My initial experiments offloading MKL FFTs into the MIC (using C language in Linux) give me approximately 9.3 GFLOPS of performance, judging by the reported [MIC Time] numbers when I set the environment variable OFFLOAD_REPORT to 1 (or 2). This is about 0.46% of the advertized peak performance of 2 TFLOPS. But in fact, it is much less than that if I take into account the time for the data movement inside the offload section [CPU Time in the "report").
Am I missing something?
I am curious to know if my numbers are way off or consistent with other benchmarks (I could not find any).
I would appreciate it if someone could point me to related information or to know if someone had a different (or similar) experience.
The bottom line is that I hope I need to do something to drastically improve its performance, but I ran out of ideas. Any help will be appreciated.
What type of FFT are you doing? data sizes? Are you offloading individual FFTs one-by-one, or batch FFTs?
See this knowledge base article for getting good FFT performance on MIC: https://software.intel.com/en-us/articles/tuning-the-intel-mkl-dft-functions-performance-on-intel-xe...
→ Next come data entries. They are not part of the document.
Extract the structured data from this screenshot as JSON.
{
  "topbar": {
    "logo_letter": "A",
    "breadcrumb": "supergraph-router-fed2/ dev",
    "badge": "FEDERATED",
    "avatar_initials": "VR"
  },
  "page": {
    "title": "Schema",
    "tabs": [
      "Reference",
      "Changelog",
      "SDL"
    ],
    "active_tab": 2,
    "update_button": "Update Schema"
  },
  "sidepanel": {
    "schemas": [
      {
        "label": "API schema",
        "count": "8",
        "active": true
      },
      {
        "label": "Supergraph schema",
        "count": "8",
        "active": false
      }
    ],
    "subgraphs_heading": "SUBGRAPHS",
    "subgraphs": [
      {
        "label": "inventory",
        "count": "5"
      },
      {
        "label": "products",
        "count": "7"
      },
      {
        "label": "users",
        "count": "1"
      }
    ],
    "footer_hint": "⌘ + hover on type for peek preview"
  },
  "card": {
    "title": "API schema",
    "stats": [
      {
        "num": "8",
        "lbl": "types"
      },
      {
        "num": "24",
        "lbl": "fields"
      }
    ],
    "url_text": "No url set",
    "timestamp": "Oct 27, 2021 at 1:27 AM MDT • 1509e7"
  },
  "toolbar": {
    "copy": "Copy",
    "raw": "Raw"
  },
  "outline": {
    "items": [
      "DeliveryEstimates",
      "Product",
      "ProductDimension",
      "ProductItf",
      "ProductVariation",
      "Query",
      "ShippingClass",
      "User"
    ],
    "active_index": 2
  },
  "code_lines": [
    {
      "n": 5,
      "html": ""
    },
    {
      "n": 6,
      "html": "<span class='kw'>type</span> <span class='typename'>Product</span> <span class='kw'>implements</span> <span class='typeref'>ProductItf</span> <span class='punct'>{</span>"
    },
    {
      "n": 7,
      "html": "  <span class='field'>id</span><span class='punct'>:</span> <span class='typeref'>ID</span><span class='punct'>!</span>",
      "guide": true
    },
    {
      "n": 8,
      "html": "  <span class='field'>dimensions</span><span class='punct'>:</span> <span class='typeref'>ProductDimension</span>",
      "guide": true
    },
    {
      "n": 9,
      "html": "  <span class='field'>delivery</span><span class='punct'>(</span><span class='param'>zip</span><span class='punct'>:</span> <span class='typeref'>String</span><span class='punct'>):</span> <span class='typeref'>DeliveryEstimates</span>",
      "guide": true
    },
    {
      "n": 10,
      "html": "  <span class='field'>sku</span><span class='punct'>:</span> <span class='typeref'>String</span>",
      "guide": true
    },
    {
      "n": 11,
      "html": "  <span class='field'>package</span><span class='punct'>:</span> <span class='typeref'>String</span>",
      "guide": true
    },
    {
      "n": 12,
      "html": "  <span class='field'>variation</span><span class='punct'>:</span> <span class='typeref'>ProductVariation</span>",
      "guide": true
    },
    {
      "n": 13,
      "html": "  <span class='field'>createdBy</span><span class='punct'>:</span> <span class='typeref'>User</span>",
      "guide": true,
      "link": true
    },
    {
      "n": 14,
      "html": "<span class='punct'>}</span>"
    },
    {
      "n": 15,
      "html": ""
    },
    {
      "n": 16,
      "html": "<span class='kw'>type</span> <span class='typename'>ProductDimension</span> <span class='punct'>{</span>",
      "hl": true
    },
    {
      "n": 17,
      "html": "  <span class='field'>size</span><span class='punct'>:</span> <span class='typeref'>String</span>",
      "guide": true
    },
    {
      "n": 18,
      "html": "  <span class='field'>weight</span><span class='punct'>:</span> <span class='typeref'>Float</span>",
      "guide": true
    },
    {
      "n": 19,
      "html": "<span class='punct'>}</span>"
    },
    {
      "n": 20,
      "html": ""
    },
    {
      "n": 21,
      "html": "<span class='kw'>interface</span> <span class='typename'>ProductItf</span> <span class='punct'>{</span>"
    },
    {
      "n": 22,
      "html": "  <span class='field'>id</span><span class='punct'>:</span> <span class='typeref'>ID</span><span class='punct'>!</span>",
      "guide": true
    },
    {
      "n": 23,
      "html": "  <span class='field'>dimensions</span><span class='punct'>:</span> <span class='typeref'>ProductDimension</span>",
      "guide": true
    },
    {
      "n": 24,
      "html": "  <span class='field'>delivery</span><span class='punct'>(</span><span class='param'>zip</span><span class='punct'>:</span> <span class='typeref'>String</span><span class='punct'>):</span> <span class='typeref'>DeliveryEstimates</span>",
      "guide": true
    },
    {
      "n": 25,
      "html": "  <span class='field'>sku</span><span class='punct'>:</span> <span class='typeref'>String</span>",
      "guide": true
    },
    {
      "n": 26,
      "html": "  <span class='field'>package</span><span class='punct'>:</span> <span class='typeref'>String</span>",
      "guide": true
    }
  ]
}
And where do you get the info that the peak performance of Phi is 2 TFLOPS? As far as I know, the high-end Intel Xeon Phi 7120 with 61 cores has only a peak performance about 1.2 TFLOPS. FFT is typically a memory bound computation. It's not reasonable to expect FFT performance to be close to theoretical peak. If you run something like Linpack benchmark or matrix-matrix multiplication then you'll be able to get much closer to the peak.